China's economy grew by 6.9 percent on-year in the third quarter of 2015, a shade higher than the consensus forecast of 6.8 percent.
Here are some quick facts on what fueled that growth.
While better than forecasts, growth was still the slowest since the quarter through March 2009, when the economy expanded by 6.2 percent.
In terms of sectors, the agriculture sector grew by 3.8 percent, while the secondary sector grew by 6 percent. The services sector grew by a comparatively more impressive 8.4 percent..
Industrial production, long the driver of China's frenetic economic activity, was up 6.2 percent from a year earlier.
Manufacturing was the best performing subset, clocking a 7 percent increase, followed by a 3.3 percent increase for mining, and a 1.7 percent growth in electricity, heat, gas, and water subset.
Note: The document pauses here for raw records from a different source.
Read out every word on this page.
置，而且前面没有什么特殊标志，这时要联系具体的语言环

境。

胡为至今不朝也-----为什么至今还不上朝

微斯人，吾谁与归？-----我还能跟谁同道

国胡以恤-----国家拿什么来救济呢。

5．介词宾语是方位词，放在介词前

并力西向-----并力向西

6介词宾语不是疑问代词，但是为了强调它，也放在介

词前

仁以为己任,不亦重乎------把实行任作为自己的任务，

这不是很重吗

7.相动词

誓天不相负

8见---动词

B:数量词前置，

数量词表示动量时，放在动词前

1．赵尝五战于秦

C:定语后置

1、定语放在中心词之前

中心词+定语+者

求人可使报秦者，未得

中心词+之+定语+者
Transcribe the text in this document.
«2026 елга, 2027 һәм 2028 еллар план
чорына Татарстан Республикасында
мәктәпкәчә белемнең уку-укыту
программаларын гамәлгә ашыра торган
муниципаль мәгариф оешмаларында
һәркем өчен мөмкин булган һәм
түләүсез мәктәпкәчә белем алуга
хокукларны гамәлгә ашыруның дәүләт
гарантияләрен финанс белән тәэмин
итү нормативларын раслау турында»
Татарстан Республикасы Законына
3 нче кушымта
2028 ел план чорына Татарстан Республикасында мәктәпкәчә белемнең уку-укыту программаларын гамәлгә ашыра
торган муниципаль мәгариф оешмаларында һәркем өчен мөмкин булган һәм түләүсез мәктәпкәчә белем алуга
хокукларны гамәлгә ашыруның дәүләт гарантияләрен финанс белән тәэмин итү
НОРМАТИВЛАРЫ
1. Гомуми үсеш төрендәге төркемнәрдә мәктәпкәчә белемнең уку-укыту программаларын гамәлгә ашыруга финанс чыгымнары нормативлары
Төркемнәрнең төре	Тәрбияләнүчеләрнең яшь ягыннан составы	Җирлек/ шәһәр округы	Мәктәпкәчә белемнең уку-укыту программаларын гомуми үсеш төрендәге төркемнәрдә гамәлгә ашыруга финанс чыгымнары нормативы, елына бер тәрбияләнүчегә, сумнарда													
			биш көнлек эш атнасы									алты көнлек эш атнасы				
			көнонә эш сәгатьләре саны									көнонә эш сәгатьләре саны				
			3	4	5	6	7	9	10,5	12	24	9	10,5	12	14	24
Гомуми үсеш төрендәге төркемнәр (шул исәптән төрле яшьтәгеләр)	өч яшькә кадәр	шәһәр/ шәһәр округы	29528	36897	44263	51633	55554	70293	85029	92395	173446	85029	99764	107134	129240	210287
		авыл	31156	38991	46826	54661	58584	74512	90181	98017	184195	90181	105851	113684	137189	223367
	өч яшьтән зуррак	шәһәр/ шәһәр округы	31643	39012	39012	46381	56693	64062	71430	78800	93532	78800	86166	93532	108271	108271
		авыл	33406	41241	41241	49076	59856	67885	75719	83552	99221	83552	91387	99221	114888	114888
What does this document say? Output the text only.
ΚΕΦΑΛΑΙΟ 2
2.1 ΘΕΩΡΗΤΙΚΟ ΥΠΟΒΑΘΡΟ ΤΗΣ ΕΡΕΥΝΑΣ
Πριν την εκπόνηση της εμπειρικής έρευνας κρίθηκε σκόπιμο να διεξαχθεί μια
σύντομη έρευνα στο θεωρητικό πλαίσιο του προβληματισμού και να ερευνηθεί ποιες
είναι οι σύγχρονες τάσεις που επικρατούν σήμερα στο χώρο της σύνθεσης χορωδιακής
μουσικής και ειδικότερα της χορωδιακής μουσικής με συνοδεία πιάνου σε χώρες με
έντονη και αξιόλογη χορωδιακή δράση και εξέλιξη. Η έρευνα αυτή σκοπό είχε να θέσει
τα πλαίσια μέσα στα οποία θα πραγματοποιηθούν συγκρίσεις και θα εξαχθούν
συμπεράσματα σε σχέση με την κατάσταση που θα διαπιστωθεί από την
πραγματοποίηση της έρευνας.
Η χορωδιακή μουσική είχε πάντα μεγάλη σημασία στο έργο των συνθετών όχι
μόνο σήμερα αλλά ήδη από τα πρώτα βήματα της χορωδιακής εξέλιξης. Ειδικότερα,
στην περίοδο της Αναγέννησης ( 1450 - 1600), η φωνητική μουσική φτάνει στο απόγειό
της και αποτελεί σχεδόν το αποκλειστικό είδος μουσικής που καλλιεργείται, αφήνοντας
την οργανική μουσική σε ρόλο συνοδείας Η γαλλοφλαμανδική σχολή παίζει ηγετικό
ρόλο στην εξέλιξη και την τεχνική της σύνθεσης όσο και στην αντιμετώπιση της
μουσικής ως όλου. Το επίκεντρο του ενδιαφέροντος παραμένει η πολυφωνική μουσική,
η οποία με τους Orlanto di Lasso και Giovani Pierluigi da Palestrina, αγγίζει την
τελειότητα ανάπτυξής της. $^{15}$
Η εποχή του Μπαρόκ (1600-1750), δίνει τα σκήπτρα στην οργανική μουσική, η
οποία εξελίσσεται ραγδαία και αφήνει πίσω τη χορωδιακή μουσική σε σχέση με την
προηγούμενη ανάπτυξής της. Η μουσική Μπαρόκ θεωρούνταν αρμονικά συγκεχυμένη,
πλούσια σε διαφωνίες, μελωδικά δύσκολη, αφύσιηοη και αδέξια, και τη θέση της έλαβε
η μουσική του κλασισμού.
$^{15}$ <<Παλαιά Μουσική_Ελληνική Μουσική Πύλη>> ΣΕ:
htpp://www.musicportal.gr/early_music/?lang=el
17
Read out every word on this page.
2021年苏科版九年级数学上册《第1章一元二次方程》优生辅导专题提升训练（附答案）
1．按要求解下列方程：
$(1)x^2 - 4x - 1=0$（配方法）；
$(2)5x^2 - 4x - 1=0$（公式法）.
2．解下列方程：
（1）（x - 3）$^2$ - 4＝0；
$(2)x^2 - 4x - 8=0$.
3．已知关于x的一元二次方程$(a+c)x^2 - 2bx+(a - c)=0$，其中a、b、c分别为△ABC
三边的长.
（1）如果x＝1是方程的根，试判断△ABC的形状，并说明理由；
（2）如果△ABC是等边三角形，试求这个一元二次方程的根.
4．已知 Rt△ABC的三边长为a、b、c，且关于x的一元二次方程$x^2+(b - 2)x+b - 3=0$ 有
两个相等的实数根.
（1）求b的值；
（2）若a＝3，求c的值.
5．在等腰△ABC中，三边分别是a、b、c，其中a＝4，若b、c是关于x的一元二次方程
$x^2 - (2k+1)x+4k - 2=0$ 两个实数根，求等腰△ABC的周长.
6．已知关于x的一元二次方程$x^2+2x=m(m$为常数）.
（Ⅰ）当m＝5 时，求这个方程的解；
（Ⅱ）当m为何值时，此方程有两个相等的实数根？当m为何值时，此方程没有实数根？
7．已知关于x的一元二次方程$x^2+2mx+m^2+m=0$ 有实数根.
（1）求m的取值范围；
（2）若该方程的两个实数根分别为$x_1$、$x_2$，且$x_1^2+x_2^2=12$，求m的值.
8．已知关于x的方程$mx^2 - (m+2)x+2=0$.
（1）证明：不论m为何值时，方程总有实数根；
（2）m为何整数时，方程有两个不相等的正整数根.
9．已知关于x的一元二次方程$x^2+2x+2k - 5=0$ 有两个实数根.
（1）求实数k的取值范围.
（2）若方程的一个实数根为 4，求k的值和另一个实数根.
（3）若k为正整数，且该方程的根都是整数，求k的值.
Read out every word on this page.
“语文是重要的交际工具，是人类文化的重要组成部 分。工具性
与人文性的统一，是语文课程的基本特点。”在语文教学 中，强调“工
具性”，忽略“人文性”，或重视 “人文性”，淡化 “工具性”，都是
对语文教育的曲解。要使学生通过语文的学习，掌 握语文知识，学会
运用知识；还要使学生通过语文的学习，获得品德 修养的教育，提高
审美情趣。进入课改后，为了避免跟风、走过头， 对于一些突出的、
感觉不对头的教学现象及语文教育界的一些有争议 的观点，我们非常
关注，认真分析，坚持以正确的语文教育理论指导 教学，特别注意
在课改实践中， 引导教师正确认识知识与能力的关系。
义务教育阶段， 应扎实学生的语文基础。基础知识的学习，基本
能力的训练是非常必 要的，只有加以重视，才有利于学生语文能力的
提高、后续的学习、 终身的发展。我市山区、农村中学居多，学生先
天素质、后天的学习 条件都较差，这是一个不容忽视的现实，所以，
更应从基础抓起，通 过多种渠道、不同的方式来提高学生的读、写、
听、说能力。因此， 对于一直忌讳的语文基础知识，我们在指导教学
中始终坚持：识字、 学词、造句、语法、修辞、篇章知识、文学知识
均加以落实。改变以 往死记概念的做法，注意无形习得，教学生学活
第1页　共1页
Investments in infrastructure, a key facet of China's efforts to prop up the economy after the global financial crisis, continued although the pace eased a bit from the first half of the year.
Investments by state holding enterprises showed an increase of 11.4 percent, while private investments were up by 10.4 percent, accounting for 64.8 percent of the total investment.
Wages continued to grow for both rural and urban dwellers, although the pace, as expected, was quicker for residents in villages given the lower absolute levels.
Wages rose by 8.1 percent for rural workers after adjusting for inflation and 6.8 percent for urban residents.
China's transformation away from an exporter of cheap goods to a more services-oriented economy is also continuing.
The services sector accounted for 51.4 percent of the economy in the third quarter, followed by the production and construction sector at 40.6 percent.